The Dodd Frank rule will have a significant effect on the European swaps and derivatives market, alongside other regulation that will cause many businesses to alter their operations.
Originally signed into law in the US in July 2010, the act was conceived as a means of tackling the recession that spread across the globe in previous years, helping to protect the financial industry from future debt and potential financial instability.

The legislation proposed to cover a number of areas, including a comprehensive regulation of financial markets, an increased transparency of derivatives and consumer protection reforms.
In addition, the law focuses on creating various measures that aim to boost international standards in the financial industry, while making the regulation of credit rating agencies tighter.

It is not the only law that will affect Europe, as one other piece of legislation that will impact the continent's swaps and derivatives industry is the European Market Infrastructure Regulation (EMIR).

This law presents a reporting obligation for over-the-counter (OTC) derivatives, a clearing obligation for eligible OTC derivatives and measures to decrease counterparty credit risk.
Such changes will have many consequences for businesses, with Celent's report Dodd Frank and EMIR Derivatives Reforms: Future Scenarios and the Impact on Derivatives Technology predicting that a wide number of market structure changes could arise.

David Easthope, research director of capital markets at Celent and co-author of the report, said: "In the end, we predict a two-tier swaps market with distinct dealer-to-dealer execution platforms and dealer-to-client platforms, based on the evolution of existing mechanisms and new market entrants.

"At the same time, divergent approaches to regulation and rule application mean that the resulting market structure can vary across instrument class and by region."

Cubillas Ding, research director of finance and risk at Celent and co-author of the report, added that swap dealers and counterparties will witness the most extensive effects on their business models and IT budgets.

One particular component of the Dodd Frank legislation that is unsettling some members of the European Union is the Volcker Rule.

It is designed to prevent US banks from engaging in dangerous investments, but the European Commission is planning to speak out against the legislation to US treasury secretary Timothy Geithner, reports the Wall Street Journal.

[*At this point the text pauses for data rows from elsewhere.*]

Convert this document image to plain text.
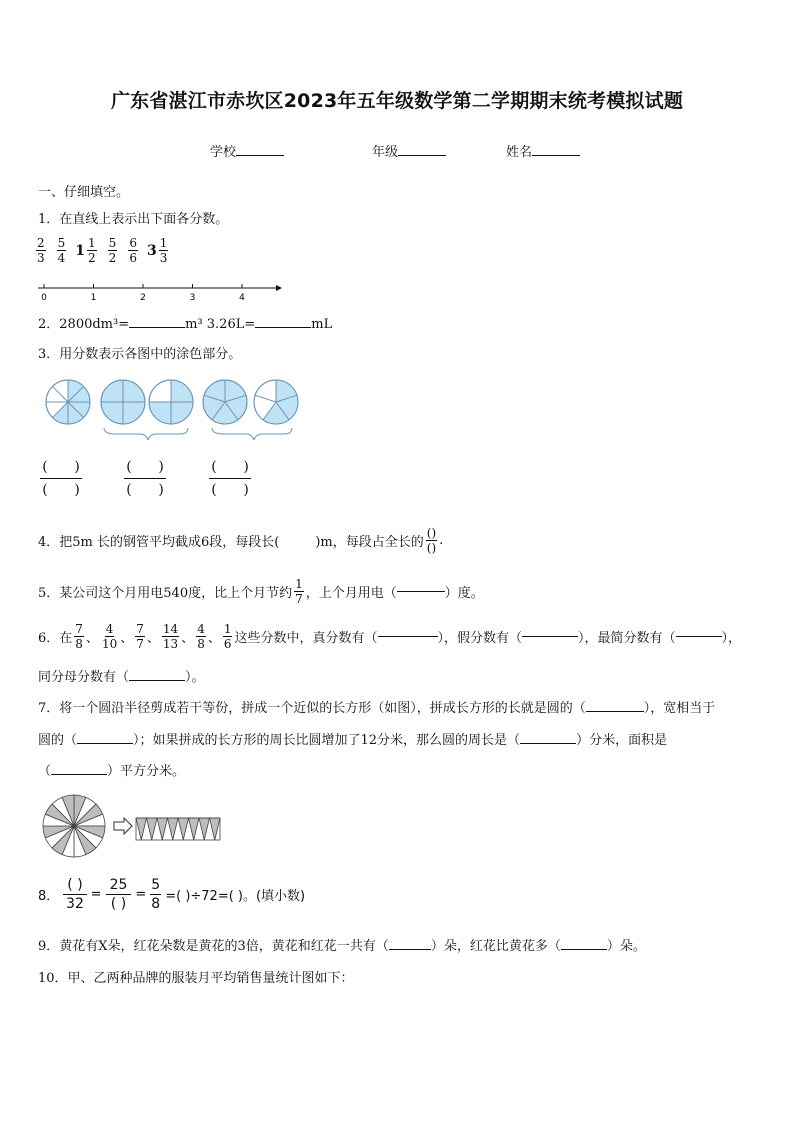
广东省湛江市赤坎区2023年五年级数学第二学期期末统考模拟试题
学校	年级	姓名
一、仔细填空。
1．在直线上表示出下面各分数。
$\frac{2}{3} \frac{5}{4} 1 \frac{1}{2} \frac{5}{2} \frac{6}{6} 3 \frac{1}{3}$
0	1	2	3	4
2．2800dm³=	m³ 3.26L=	mL
3．用分数表示各图中的涂色部分。
$\frac{( )}{( )}$	$\frac{( )}{( )}$	$\frac{( )}{( )}$
4．把5m 长的钢管平均截成6段，每段长(	)m，每段占全长的 $\frac{()}{()}$ .
5．某公司这个月用电540度，比上个月节约 $\frac{1}{7}$ ，上个月用电（	）度。
6．在 $\frac{7}{8}$ 、 $\frac{4}{10}$ 、 $\frac{7}{7}$ 、 $\frac{14}{13}$ 、 $\frac{4}{8}$ 、 $\frac{1}{6}$ 这些分数中，真分数有（	），假分数有（	），最简分数有（	），
同分母分数有（	）。
7．将一个圆沿半径剪成若干等份，拼成一个近似的长方形（如图），拼成长方形的长就是圆的（	），宽相当于
圆的（	）；如果拼成的长方形的周长比圆增加了12分米，那么圆的周长是（	）分米，面积是
（	）平方分米。
8． $\frac{( )}{32} = \frac{25}{( )} = \frac{5}{8}$ =( )÷72=( )。(填小数)
9．黄花有X朵，红花朵数是黄花的3倍，黄花和红花一共有（	）朵，红花比黄花多（	）朵。
10．甲、乙两种品牌的服装月平均销售量统计图如下：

The news provider has reported that European commissioner for the internal market Michel Barnier, is hoping to speak to Mr Geithner about the rule next month (February).

His plans to speak out against the Volcker Rule follow a discussion with UK chancellor of the exchequer George Osborne, with many experts in the field worried that the regulation may hinder European markets, which could bring on particularly adverse effects in the current economic climate.

Speaking to the Wall Street Journal, Jaret Seiberg, senior policy analyst with Guggenheim Securities, said: "When foreign governments are complaining that a rule could have systemic ramifications, that has to be a message that regulators hear.

"The irony is that Volcker was intended to reduce the risk of a systemic crisis, yet we're hearing from foreign governments that it could actually provoke one by reducing liquidity in the trading of sovereign debt."

In addition to the EMIR and Dodd Frank laws, specialists in the European financial industry may have to adapt to new regulations that specifically govern the derivatives market.

According to Reuters, European commissioner for the internal market Michel Barnier is set to revamp the laws in the particular industry, urging banks to move away from the OTC market and instead engage in trading on open exchanges.

If confirmed, these new rules will mean that all deals must be recorded centrally in an effort to make the market easier to monitor, enabling financial risks to be assessed more effectively.
Therefore, with the Dodd Frank and EMIR laws, as well as plans for a potential revamp of Europe's governance of the derivatives market, specialists must ensure that they keep aware of any regulation changes and alter their approaches accordingly.